Amazon itself is the largest user of AWS, running the entire Amazon.com e-commerce platform on its own cloud infrastructure. Among external customers, Netflix is widely considered the most complex and well-documented AWS user, with petabytes of data and global traffic running across dozens of AWS services simultaneously.
Q2: Do companies that use AWS also use other cloud providers?
Yes. Most large enterprises practice multi-cloud or hybrid cloud strategies. Airbnb runs primarily on AWS while using Google BigQuery for some analytics workloads. Many companies pair AWS with Azure Active Directory for identity management. True multi-cloud at the application layer is less common due to complexity and cost, but it exists.
Q3: How much does it cost to run a business on AWS?
AWS cost varies enormously by workload. A startup can run a production backend for a few hundred dollars per month using serverless services. Netflix spends an estimated $1 billion or more annually on AWS. Most mid-size companies spend between $10,000 and $500,000 per month. AWS provides a Cost Calculator at calculator.aws to estimate specific workloads.
Q4: Which AWS services are most commonly used by enterprise companies?
Amazon EC2, Amazon S3, Amazon RDS, Amazon VPC, AWS IAM, Amazon CloudFront, Amazon DynamoDB, and AWS Lambda are the most universally used services across enterprise AWS customers. AI/ML workloads have rapidly added Amazon SageMaker and Amazon Bedrock to this list in 2024 and 2025.
Q5: Is AWS used by government agencies and public sector organizations?
Yes. AWS GovCloud (US) regions provide FedRAMP High and DoD IL2/IL4/IL5 compliant infrastructure for federal agencies. The CIA, NSA, and multiple defense contractors use AWS GovCloud. NASA JPL runs scientific data workloads on standard AWS commercial regions.

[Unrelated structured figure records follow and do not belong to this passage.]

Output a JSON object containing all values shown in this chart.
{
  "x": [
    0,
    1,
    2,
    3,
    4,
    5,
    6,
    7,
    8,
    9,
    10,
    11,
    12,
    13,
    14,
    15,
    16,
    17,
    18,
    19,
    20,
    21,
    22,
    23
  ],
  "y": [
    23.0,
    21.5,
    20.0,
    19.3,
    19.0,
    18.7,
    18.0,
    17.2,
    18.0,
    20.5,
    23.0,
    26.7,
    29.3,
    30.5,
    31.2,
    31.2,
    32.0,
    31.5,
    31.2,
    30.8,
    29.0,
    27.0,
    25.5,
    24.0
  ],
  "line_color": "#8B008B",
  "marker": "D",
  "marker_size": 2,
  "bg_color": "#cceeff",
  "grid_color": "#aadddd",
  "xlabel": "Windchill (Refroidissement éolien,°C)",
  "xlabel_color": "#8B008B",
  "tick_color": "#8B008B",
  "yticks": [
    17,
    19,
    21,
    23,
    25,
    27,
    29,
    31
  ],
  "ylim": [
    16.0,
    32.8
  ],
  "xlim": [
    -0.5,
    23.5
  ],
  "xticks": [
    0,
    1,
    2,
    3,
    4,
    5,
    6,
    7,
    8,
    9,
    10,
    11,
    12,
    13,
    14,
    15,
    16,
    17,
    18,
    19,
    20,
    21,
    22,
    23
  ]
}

Conclusion: What You Can Learn From Companies That Use AWS at Scale
The companies that use AWS most effectively share a common philosophy: they treat cloud infrastructure as a product discipline, not an IT function. Netflix’s Chaos Engineering, Capital One’s zero-trust IAM architecture, and BMW’s IoT data pipeline are not the result of using AWS. They are the result of engineering culture applied to cloud infrastructure.
The practical takeaway for CTOs, DevOps engineers, and architects is this: the patterns that work for Netflix — multi-region active-active, serverless event processing, ML-integrated data pipelines — are accessible to any team on AWS. The barrier is not technology. It is organizational commitment to building on these foundations from the beginning.
Whether you are migrating your first workload to AWS or optimizing a multi-account organization with hundreds of services, the architectures documented in this guide give you a proven blueprint. Start with the services that match your scale today, and build toward the architecture your company will need at 10x growth.